Passengers and councils have welcomed news that potential changes to bus services in the region have been given the green light.
Leaders of the seven north east councils, the North East Combined Authority (NECA), voted in favour of a scheme to transform the way services are run, bringing the vision of a nationalised bus system a step closer.
They agreed unanimously on Tuesday to submit proposals for the introduction of a Quality Contract Scheme (QCS) for consideration by the national QCS Board.
If approved, the scheme would see bus companies bidding for contracts to provide routes for the NECA, rather than pick their own profitable routes, while there would be more public involvement.
NECA would re-invest part of the profit into improving local services.
Mayor Norma Redfearn said: “In North Tyneside we have regularly had complaints about the lack of bus services in the borough and know that it is an important issue for residents.

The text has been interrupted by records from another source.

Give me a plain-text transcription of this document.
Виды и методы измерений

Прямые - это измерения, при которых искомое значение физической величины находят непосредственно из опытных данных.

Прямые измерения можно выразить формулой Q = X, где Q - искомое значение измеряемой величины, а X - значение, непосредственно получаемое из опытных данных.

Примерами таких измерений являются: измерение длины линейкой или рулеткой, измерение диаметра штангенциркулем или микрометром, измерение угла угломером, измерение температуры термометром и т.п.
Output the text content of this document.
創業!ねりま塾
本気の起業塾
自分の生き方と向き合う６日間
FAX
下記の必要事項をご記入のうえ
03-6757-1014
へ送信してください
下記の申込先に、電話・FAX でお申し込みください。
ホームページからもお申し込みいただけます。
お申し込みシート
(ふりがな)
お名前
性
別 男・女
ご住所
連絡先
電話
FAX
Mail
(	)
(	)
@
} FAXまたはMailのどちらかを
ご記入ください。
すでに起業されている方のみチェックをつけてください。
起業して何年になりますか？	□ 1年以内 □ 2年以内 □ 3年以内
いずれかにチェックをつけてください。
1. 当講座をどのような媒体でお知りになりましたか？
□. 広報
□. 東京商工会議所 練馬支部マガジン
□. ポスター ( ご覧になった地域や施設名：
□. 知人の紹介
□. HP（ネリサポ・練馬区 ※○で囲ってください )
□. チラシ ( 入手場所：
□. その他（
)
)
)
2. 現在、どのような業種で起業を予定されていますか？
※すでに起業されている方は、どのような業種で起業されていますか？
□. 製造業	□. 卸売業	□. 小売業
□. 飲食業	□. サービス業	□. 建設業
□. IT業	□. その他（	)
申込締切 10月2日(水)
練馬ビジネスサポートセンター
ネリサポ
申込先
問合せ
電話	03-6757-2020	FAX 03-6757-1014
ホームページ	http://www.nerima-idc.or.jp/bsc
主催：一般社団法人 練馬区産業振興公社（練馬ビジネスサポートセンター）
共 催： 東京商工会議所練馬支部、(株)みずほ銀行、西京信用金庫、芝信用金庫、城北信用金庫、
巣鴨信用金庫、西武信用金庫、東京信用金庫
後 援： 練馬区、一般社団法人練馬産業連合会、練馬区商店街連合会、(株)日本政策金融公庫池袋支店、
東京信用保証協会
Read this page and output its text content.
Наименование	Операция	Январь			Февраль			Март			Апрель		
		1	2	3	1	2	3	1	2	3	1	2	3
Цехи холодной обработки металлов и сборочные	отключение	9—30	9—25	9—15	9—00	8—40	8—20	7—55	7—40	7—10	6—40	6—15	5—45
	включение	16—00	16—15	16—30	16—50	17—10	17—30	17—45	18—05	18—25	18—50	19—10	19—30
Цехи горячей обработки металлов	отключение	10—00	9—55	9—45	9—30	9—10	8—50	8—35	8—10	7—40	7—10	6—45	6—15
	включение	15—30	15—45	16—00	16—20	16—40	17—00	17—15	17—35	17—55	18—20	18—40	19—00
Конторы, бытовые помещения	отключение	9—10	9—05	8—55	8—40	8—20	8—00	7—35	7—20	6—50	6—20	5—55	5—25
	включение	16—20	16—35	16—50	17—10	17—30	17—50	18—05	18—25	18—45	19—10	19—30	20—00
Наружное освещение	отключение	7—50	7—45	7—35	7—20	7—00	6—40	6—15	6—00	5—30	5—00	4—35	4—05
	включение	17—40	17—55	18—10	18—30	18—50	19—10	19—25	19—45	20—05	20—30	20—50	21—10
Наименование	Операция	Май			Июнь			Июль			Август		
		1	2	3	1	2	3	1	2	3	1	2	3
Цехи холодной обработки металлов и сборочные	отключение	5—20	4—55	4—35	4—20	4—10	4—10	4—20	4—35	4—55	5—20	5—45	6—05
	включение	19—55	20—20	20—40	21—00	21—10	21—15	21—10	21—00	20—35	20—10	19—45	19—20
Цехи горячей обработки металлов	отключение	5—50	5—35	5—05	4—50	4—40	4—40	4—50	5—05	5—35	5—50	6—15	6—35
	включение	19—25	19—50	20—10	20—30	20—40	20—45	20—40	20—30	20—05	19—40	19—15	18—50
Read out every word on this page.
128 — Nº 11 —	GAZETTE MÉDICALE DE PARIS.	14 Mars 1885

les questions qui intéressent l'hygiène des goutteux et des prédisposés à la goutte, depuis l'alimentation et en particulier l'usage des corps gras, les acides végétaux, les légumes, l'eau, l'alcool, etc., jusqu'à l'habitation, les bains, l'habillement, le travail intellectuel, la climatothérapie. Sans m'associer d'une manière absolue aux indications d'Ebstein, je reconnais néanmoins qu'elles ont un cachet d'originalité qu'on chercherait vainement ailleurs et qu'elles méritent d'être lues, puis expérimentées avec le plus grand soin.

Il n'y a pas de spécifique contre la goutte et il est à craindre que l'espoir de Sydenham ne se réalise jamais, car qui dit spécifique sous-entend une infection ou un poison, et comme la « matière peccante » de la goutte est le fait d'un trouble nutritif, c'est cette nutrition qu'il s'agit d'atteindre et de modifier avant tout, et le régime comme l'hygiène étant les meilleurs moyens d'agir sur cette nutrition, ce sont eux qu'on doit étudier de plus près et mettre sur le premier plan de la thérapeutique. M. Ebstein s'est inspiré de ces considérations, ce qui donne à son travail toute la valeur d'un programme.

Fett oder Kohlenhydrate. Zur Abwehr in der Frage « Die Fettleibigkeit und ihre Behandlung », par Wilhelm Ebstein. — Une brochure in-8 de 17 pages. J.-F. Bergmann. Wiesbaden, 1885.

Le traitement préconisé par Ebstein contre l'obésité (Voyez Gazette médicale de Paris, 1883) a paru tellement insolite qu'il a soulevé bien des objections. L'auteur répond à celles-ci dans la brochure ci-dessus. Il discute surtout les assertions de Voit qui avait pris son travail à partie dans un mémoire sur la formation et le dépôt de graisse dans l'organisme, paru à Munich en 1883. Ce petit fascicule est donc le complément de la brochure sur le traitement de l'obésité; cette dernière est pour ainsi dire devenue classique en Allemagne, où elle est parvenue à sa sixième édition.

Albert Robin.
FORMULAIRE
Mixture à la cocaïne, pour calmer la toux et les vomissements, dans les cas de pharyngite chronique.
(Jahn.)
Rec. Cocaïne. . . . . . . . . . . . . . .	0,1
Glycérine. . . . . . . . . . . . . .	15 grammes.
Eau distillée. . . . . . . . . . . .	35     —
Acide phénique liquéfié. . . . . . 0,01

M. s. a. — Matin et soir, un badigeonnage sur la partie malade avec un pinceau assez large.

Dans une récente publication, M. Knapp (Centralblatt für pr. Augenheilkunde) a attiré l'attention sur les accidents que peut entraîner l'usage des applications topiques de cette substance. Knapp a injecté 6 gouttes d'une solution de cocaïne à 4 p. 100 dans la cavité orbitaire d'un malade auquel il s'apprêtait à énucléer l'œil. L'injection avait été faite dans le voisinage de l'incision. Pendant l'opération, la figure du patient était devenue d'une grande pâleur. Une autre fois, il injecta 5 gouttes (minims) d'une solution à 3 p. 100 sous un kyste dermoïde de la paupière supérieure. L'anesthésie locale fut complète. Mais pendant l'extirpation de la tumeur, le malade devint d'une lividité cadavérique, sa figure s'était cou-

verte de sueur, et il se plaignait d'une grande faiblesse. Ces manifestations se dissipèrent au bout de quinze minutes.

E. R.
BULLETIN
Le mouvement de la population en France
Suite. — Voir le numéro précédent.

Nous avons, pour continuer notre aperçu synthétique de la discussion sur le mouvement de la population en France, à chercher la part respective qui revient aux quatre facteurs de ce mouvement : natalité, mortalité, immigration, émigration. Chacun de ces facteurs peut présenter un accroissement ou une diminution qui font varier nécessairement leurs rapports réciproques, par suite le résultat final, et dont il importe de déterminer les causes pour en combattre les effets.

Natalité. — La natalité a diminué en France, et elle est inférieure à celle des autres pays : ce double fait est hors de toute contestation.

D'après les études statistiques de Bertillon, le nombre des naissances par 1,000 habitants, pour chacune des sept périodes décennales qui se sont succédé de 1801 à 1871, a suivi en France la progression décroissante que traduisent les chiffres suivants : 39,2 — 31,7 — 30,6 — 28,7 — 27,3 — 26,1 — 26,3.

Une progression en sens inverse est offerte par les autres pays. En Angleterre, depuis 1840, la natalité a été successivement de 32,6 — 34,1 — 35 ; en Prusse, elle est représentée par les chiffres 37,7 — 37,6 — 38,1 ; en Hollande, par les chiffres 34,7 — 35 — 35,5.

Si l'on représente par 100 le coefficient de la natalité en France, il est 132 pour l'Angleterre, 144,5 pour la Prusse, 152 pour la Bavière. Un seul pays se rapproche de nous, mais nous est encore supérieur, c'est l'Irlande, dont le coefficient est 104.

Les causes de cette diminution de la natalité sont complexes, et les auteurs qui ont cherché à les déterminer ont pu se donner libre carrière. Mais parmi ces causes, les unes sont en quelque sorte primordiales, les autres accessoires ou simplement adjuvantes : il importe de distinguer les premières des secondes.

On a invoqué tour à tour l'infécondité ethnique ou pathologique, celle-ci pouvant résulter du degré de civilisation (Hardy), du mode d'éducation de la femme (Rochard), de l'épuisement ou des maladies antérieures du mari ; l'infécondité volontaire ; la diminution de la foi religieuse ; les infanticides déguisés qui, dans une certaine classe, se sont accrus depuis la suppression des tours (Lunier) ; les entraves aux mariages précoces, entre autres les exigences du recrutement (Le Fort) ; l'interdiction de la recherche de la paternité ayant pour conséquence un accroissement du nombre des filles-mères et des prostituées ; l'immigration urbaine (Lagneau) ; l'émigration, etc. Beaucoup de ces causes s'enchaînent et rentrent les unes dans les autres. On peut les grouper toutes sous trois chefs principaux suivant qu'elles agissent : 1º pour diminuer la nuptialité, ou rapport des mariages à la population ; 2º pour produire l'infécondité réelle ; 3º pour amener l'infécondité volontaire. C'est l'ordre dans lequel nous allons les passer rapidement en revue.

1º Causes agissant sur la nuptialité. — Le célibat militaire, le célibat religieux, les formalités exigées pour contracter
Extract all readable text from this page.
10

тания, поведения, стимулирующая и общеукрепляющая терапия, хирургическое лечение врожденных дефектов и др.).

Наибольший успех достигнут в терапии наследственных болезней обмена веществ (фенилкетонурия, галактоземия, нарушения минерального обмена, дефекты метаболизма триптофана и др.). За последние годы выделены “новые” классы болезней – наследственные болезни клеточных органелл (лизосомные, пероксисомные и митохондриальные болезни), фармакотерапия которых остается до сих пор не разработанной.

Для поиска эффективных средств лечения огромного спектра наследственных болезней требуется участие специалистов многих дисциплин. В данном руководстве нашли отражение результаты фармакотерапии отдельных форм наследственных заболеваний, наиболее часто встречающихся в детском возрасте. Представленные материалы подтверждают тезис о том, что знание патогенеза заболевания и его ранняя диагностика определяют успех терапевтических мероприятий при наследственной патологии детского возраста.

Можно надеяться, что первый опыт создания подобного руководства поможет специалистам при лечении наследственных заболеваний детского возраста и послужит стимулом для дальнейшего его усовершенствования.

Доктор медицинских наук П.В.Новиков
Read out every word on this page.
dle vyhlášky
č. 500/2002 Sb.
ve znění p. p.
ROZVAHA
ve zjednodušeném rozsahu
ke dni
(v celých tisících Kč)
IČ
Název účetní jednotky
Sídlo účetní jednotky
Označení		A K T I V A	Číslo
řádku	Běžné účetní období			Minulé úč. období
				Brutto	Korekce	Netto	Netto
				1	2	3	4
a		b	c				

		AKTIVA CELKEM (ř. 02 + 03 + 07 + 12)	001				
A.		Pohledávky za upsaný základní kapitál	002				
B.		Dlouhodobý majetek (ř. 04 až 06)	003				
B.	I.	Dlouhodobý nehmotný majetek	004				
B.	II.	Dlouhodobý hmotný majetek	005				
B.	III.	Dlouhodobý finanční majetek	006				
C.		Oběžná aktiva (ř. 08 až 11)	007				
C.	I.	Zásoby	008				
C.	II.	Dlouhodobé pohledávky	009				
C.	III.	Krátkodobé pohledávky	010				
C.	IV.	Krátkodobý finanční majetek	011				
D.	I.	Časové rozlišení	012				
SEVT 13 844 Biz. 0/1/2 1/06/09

“I welcome the fact that this will put residents into the driving seat as they will be listened to and more importantly their needs will be acted upon in the provision of local bus services.”
Vicki Gilbert, from Whitley Bay and chairman of the Tyne and Wear Public Transport Users Group, said: “We are delighted the leaders had the courage to stand up against the bus corporations.
“There will be cheaper fairs, an Oyster card system like London and annual fare rises will be kept down.”
Bus operators proposed an alternative Voluntary Partnership Agreement which would see bus companies working with the Combined Authority under a formal voluntary agreement.
Go North East managing director Kevin Carr said: “I am bitterly disappointed with the decision, but we are not surprised.
“Nexus has convinced the leaders to take a huge gamble, needing an £80m contingency fund on top of £51m in guaranteed funding every year.
“Today’s decision is not final. We expect a far more rigorous examination of the bus contracts proposals by the independent review board.
“There is no evidence that the current system of delivering bus services has failed the north east.
“Our plans would make the bus network even stronger.”
Bernard Garner, director general of Nexus, said: “Nexus was instructed to look at the best way to deliver better bus services with the £65m of public money that goes into the system.
“To put it simply, think London. It demonstrates the way to maintain the best network for the people of Tyne and Wear.”
The proposal will now be submitted to the national Quality Contract Board. Their decision will then be referred back to NECA for a final decision. If agreed the aim would be to introduce the Quality Contract Scheme by April 2017.